Diabetes, Metabolic Syndrome and Obesity: Targets and Therapy, 2012
The prevalence of obesity and diabetes continues to rise in the US. Glucagon-like peptide-1 receptor agonist (GLP-1RA) is an effective treatment option for type 2 diabetes mellitus (T2DM) that promotes weight loss. Common and effective treatment options added to metformin therapy (basal insulin, sulfonylureas, and pioglitazone) contribute to weight gain, which makes the addition of GLP-1RAs advantageous.
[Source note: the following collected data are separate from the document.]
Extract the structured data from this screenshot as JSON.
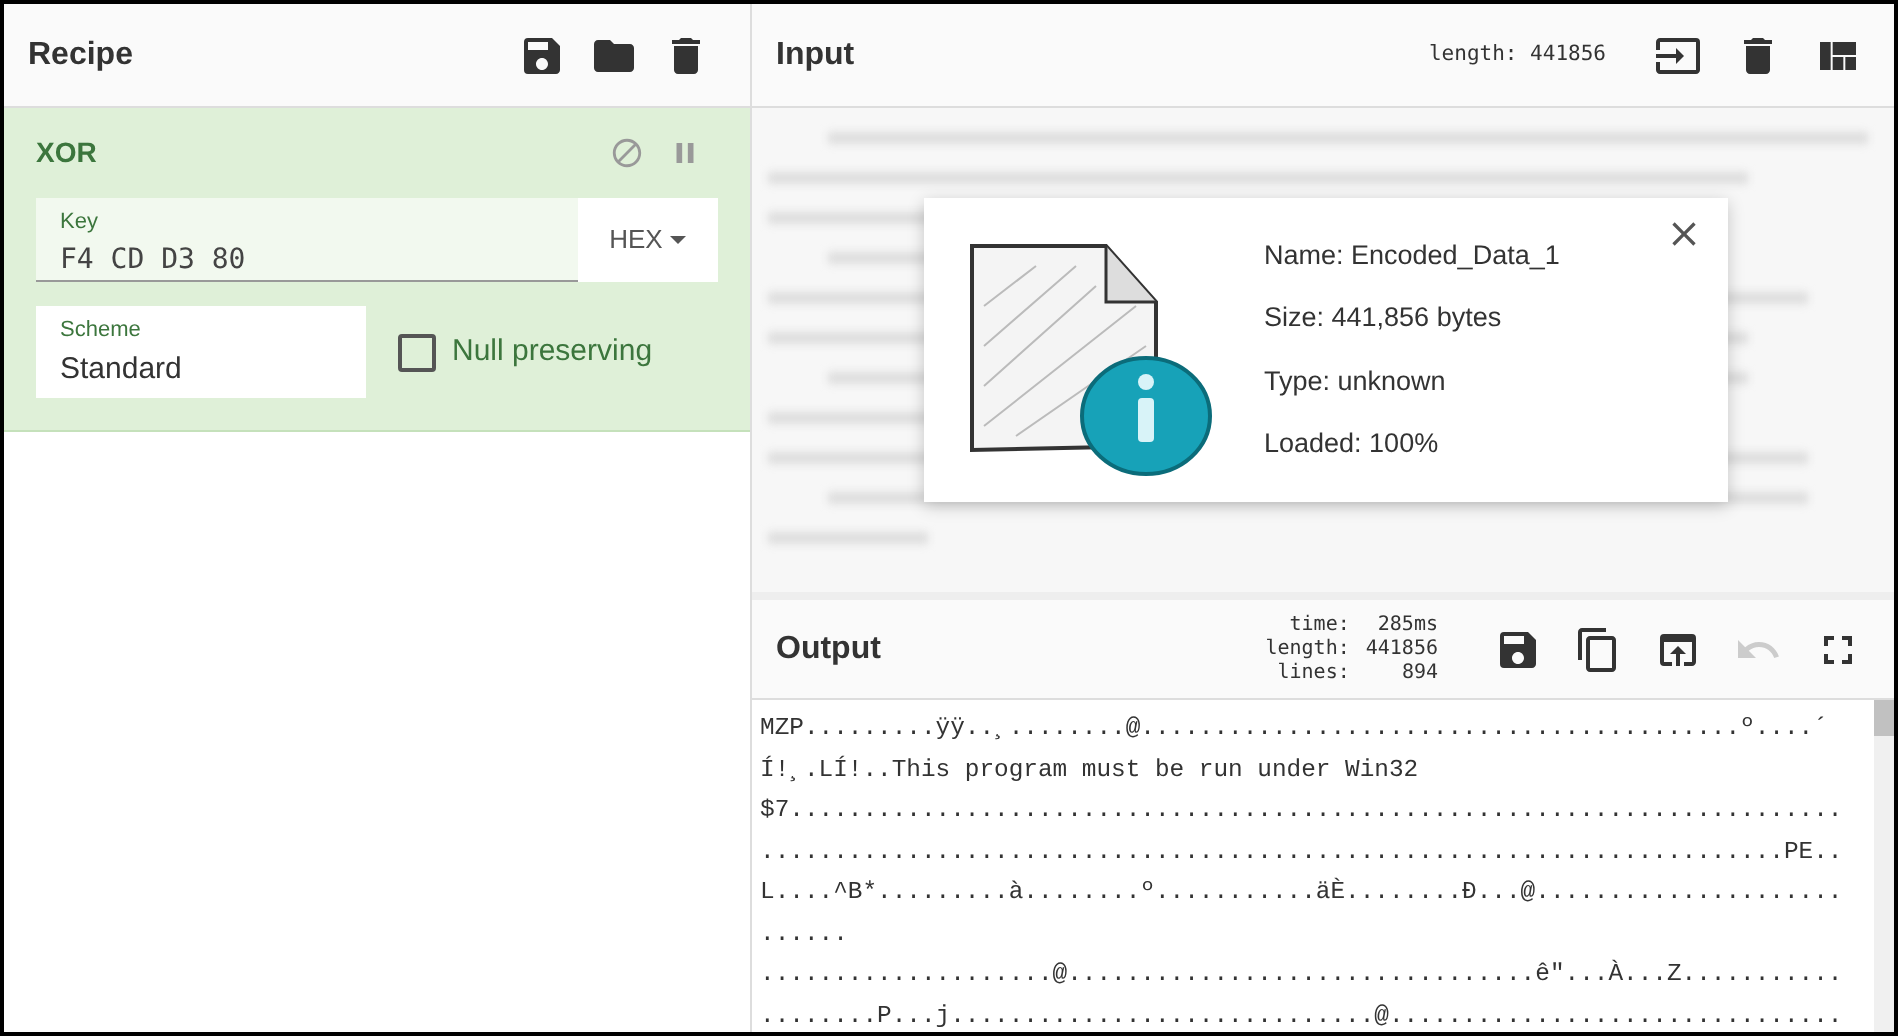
{
  "recipe": {
    "title": "Recipe"
  },
  "operation": {
    "name": "XOR",
    "key": {
      "label": "Key",
      "value": "F4 CD D3 80",
      "format": "HEX"
    },
    "scheme": {
      "label": "Scheme",
      "value": "Standard"
    },
    "null_preserving": {
      "label": "Null preserving",
      "checked": false
    }
  },
  "input": {
    "title": "Input",
    "length": "length: 441856"
  },
  "file_info": {
    "details": [
      "Name: Encoded_Data_1",
      "Size: 441,856 bytes",
      "Type: unknown",
      "Loaded: 100%"
    ]
  },
  "output": {
    "title": "Output",
    "stats": [
      {
        "label": "time:",
        "value": "285ms"
      },
      {
        "label": "length:",
        "value": "441856"
      },
      {
        "label": "lines:",
        "value": "894"
      }
    ],
    "undo_disabled": true,
    "lines": [
      "MZP.........ÿÿ..¸........@.........................................º....´",
      "Í!¸.LÍ!..This program must be run under Win32",
      "$7........................................................................",
      "......................................................................PE..",
      "L....^B*.........à........º...........äÈ........Ð...@.....................",
      "......",
      "....................@................................ê\"...À...Z...........",
      "........P...j.............................@..............................."
    ]
  }
}
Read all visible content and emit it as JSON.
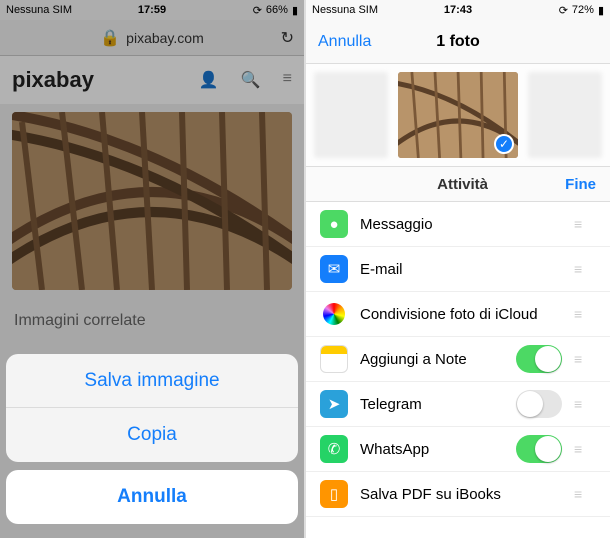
{
  "left": {
    "status": {
      "carrier": "Nessuna SIM",
      "time": "17:59",
      "battery": "66%"
    },
    "url": "pixabay.com",
    "logo": "pixabay",
    "related_label": "Immagini correlate",
    "action_sheet": {
      "save": "Salva immagine",
      "copy": "Copia",
      "cancel": "Annulla"
    }
  },
  "right": {
    "status": {
      "carrier": "Nessuna SIM",
      "time": "17:43",
      "battery": "72%"
    },
    "nav": {
      "cancel": "Annulla",
      "title": "1 foto"
    },
    "section": {
      "title": "Attività",
      "done": "Fine"
    },
    "rows": [
      {
        "key": "messaggio",
        "label": "Messaggio",
        "color": "#4cd964",
        "glyph": "●",
        "control": "grip"
      },
      {
        "key": "email",
        "label": "E-mail",
        "color": "#147efb",
        "glyph": "✉",
        "control": "grip"
      },
      {
        "key": "icloud",
        "label": "Condivisione foto di iCloud",
        "color": "#fff",
        "glyph": "photos",
        "control": "grip"
      },
      {
        "key": "note",
        "label": "Aggiungi a Note",
        "color": "#fff",
        "glyph": "note",
        "control": "toggle-on"
      },
      {
        "key": "telegram",
        "label": "Telegram",
        "color": "#2aa1da",
        "glyph": "➤",
        "control": "toggle-off"
      },
      {
        "key": "whatsapp",
        "label": "WhatsApp",
        "color": "#25d366",
        "glyph": "✆",
        "control": "toggle-on"
      },
      {
        "key": "ibooks",
        "label": "Salva PDF su iBooks",
        "color": "#ff9500",
        "glyph": "▯",
        "control": "grip"
      }
    ]
  }
}
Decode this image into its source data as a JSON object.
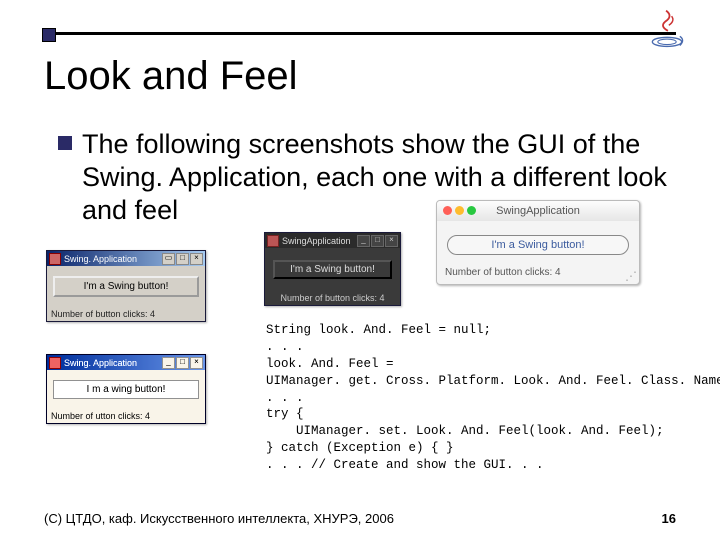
{
  "title": "Look and Feel",
  "bullet": "The following screenshots show the GUI of the Swing. Application, each one with a different look and feel",
  "windows": {
    "win1": {
      "title": "Swing. Application",
      "button": "I'm a Swing button!",
      "status": "Number of button clicks: 4"
    },
    "win2": {
      "title": "Swing. Application",
      "button": "I m a  wing button!",
      "status": "Number of utton clicks: 4"
    },
    "win3": {
      "title": "SwingApplication",
      "button": "I'm a Swing button!",
      "status": "Number of button clicks: 4"
    },
    "win4": {
      "title": "SwingApplication",
      "button": "I'm a Swing button!",
      "status": "Number of button clicks: 4"
    }
  },
  "code": "String look. And. Feel = null;\n. . .\nlook. And. Feel =\nUIManager. get. Cross. Platform. Look. And. Feel. Class. Name();\n. . .\ntry {\n    UIManager. set. Look. And. Feel(look. And. Feel);\n} catch (Exception e) { }\n. . . // Create and show the GUI. . .",
  "footer": {
    "copyright": "(С) ЦТДО, каф. Искусственного интеллекта, ХНУРЭ, 2006",
    "page": "16"
  }
}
Exenatide was the first agent in this class and has recently been approved for use in combination with insulin glargine by the US Food and Drug Administration and the European Medicines Agency. Until recently, there was a lack of data examining basal insulin combined with these agents. The main purpose of this article is to review the prospective interventional data on the safety and efficacy of GLP-1RAs (exenatide, liraglutide, albiglutide, lixisenatide) combined with basal insulin therapy in nonpregnant adults with T2DM. Databases searched were PubMed, Cochrane Central Register of Controlled Trials and the Database of Systematic Reviews (inception to January 2012). Abstracts presented at relevant diabetes and endocrine meetings from 2009 to 2011 were also reviewed, as were reference lists of identified publications. A total of five studies met the criteria and were included in the review. Data from these studies demonstrated that this combination therapy offers advantages for the treatment of diabetes, such as additional lowering of A1c without major risk for hypoglycemia, lower basal insulin requirements, decreased postprandial glucose levels (with or without fasting plasma glucose decreases), and weight loss, or at the very least, less weight gain. However, the gastrointestinal side effects and high cost of these agents may limit their use. This review demonstrates that adding a GLP-1RA to an existing basal insulin regimen is a reasonable treatment strategy in nonpregnant adult patients with T2DM.